The card has a PSA Population of 631 of which only two submissions have ever been graded PSA Gem Mint 10. Forty-five other examples have earned PSA Mint 9 status, while 251 more have been labeled in PSA Near Mint-Mint 8 condition. Using three different PSA grades for the card, here are its current industry average auction prices:
PSA Near Mint 7: $20.00
PSA Near Mint-Mint 8: $45.00
PSA Mint 9: $165.00
The Topps 1971 Football set consists of 263 cards, each one measuring 2-1/2″ wide by 3-1/2” tall. The set was issued in two series, with the second series (#s 133 to 263) printed in slightly smaller quantities. Each card front features a posed player portrait surrounded by either a red (AFC), blue (NFC) or blue-and-red (All-Star) border. In Butkus’s case, on card #25, he was rewarded with the two-toned All-Pro border with his name in bright yellow at the top and his team name, position and a cartoon-like player icon illustrating his position appears at the bottom.

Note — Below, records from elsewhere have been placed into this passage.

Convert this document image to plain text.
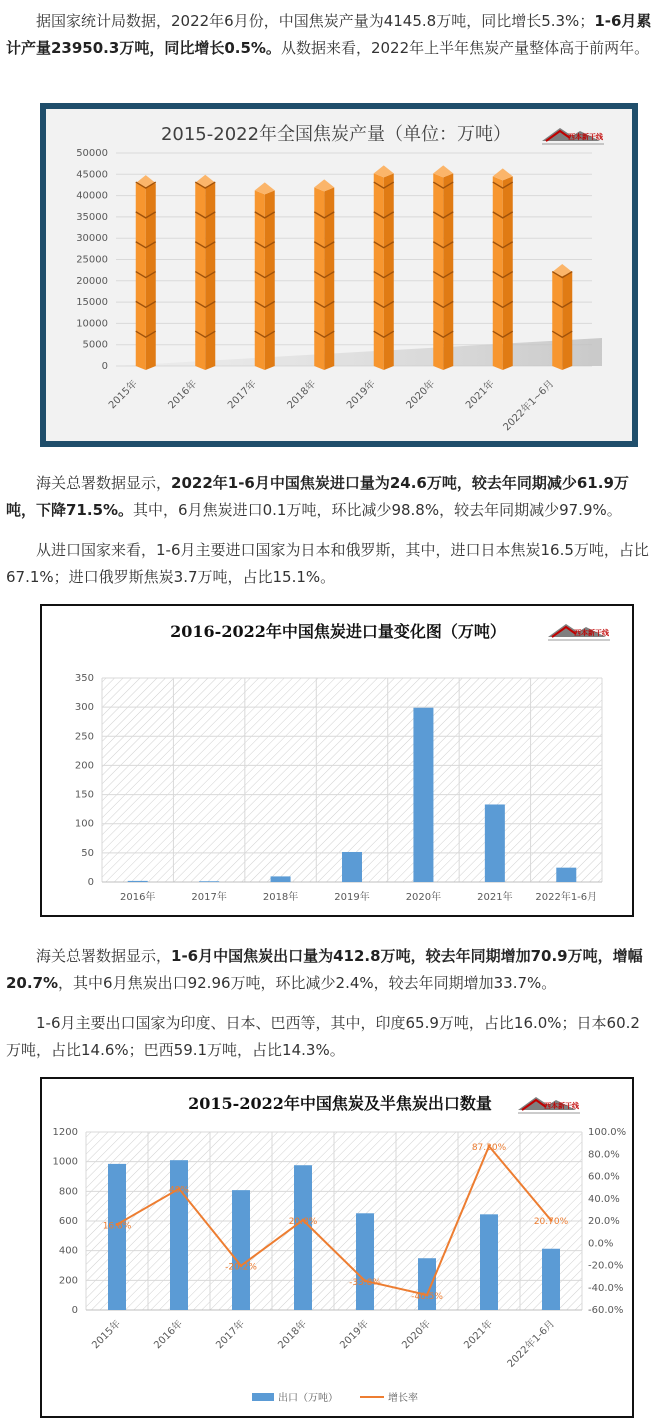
据国家统计局数据，2022年6月份，中国焦炭产量为4145.8万吨，同比增长5.3%；1-6月累计产量23950.3万吨，同比增长0.5%。从数据来看，2022年上半年焦炭产量整体高于前两年。

2015-2022年全国焦炭产量（单位：万吨）	西本新干线
0
5000
10000
15000
20000
25000
30000
35000
40000
45000
50000
2015年	2016年	2017年	2018年	2019年	2020年	2021年 2022年1~6月

海关总署数据显示，2022年1-6月中国焦炭进口量为24.6万吨，较去年同期减少61.9万吨，下降71.5%。其中，6月焦炭进口0.1万吨，环比减少98.8%，较去年同期减少97.9%。

从进口国家来看，1-6月主要进口国家为日本和俄罗斯，其中，进口日本焦炭16.5万吨，占比67.1%；进口俄罗斯焦炭3.7万吨，占比15.1%。

2016-2022年中国焦炭进口量变化图（万吨）	西本新干线
0
50
100
150
200
250
300
350
2016年	2017年	2018年	2019年	2020年	2021年 2022年1-6月

海关总署数据显示，1-6月中国焦炭出口量为412.8万吨，较去年同期增加70.9万吨，增幅20.7%，其中6月焦炭出口92.96万吨，环比减少2.4%，较去年同期增加33.7%。

1-6月主要出口国家为印度、日本、巴西等，其中，印度65.9万吨，占比16.0%；日本60.2万吨，占比14.6%；巴西59.1万吨，占比14.3%。

2015-2022年中国焦炭及半焦炭出口数量	西本新干线
0
200
400
600
800
1000
1200
-60.0%
-40.0%
-20.0%
0.0%
20.0%
40.0%
60.0%
80.0%
100.0%
2015年	2016年	2017年	2018年	2019年	2020年	2021年 2022年1-6月
16.8%
49%
-20.2%
20.8%
-33.8%
-46.5%
87.30%
20.70%
出口（万吨）	增长率
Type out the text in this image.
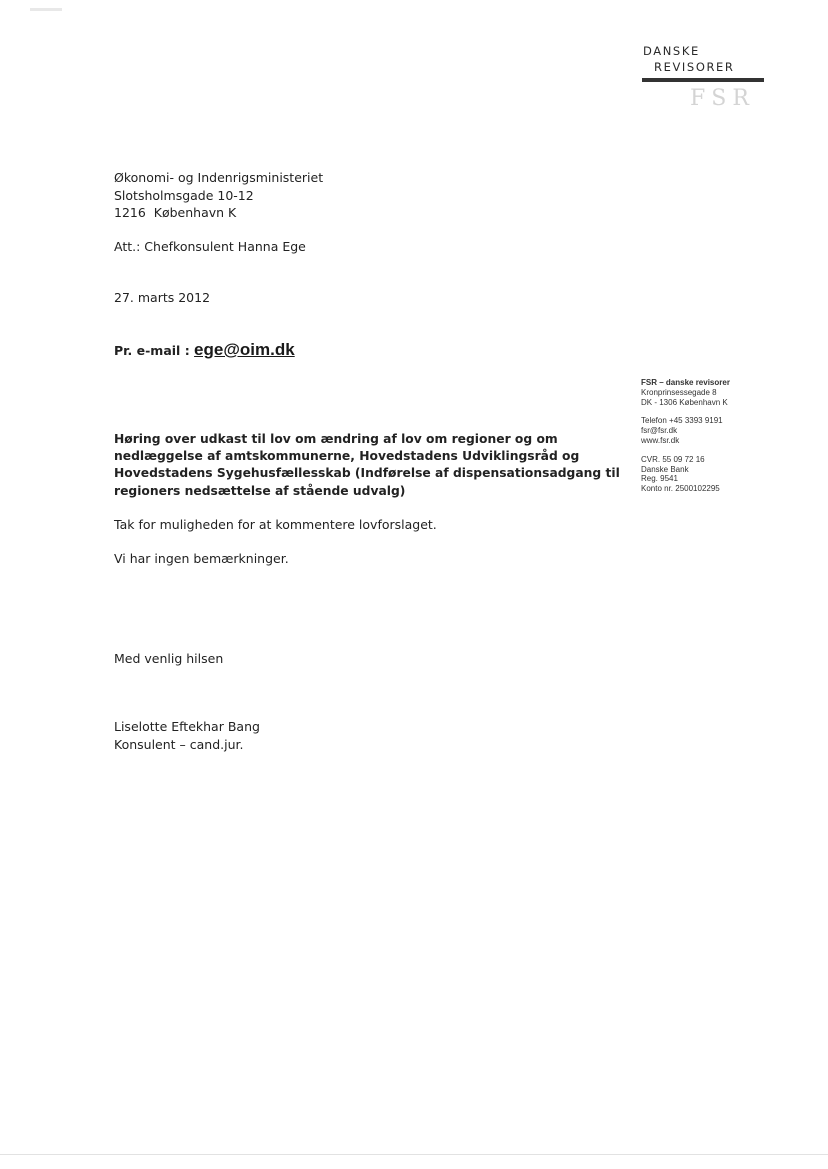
DANSKE
REVISORER
FSR
Økonomi- og Indenrigsministeriet
Slotsholmsgade 10-12
1216  København K
Att.: Chefkonsulent Hanna Ege
27. marts 2012
Pr. e-mail : ege@oim.dk
FSR – danske revisorer
Kronprinsessegade 8
DK - 1306 København K
Telefon +45 3393 9191
fsr@fsr.dk
www.fsr.dk
CVR. 55 09 72 16
Danske Bank
Reg. 9541
Konto nr. 2500102295
Høring over udkast til lov om ændring af lov om regioner og om
nedlæggelse af amtskommunerne, Hovedstadens Udviklingsråd og
Hovedstadens Sygehusfællesskab (Indførelse af dispensationsadgang til
regioners nedsættelse af stående udvalg)
Tak for muligheden for at kommentere lovforslaget.
Vi har ingen bemærkninger.
Med venlig hilsen
Liselotte Eftekhar Bang
Konsulent – cand.jur.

Dick’s card is one of the set’s anchors, along with Johnny Unitas (#1), George Blanda (#39), Larry Csonka (#45), Fran Tarkenton (#120), Gale Sayers (#150), Bart Starr (#200), Joe Namath (#250) and O.J. Simpson (#260), and the rookie cards of Terry Bradshaw (#156) and Joe Greene (#245). Butkus’s card has a PSA population of 720 with not a single submission registering as a PSA Gem Mint 10. Ten more examples were labeled PSA mint 9, while 148 others earned PSA Near Mint-Mint 8 status. Using three different PSA grades for the card, here are its current industry average auction prices:
PSA Excellent 5: $12.50
PSA Near Mint 7: $30.56
PSA Near Mint-Mint 8: $107.59
Dick Butkus Cards Required to Complete the Set
(with PSA weights included)
- 1966 Philadelphia #31 Dick Butkus (10.00)
- 1967 Philadelphia #28 Dick Butkus (5.00)
- 1968 Topps #127 Dick Butkus (3.50)
- 1969 Topps #139 Dick Butkus (4.00)
- 1970 Topps #190 Dick Butkus (2.50)
- 1971 Topps #25 Dick Butkus (3,00)
- 1972 Topps #170 Dick Butkus (2.00)
- 1973 Topps #300 Dick Butkus (1.00)
- 1974 Topps #230 Dick Butkus (1.50)
Browse through images of the entire set within the image gallery section of the Set Registry.
Butkus played 119 games in the NFL, recorded 22 career interceptions for 166 return yards, recovered 27 fumbles and scored a total of 10 points (one fumble recovery touchdown, two extra points and one safety). He was inducted into the Pro Football Hall of Fame in 1979 and four years later was enshrined in the College Football Hall of Fame.
He then made a successful transition from the gridiron to the broadcast booth and was even featured in several major motion pictures and television series including “Hang Time” and “My Two Dads.” In 1985, the Downtown Athletic Club of Orlando, Florida created “The Dick Butkus Award” to honor the most outstanding linebacker at the high school, college and professional levels.
If you are looking for a fun project to piece together during the stay-at-home recommendations, collecting the nine-card Basic Set of Chicago Bears mainstay Dick Butkus on the PSA Set Registry is just the ticket.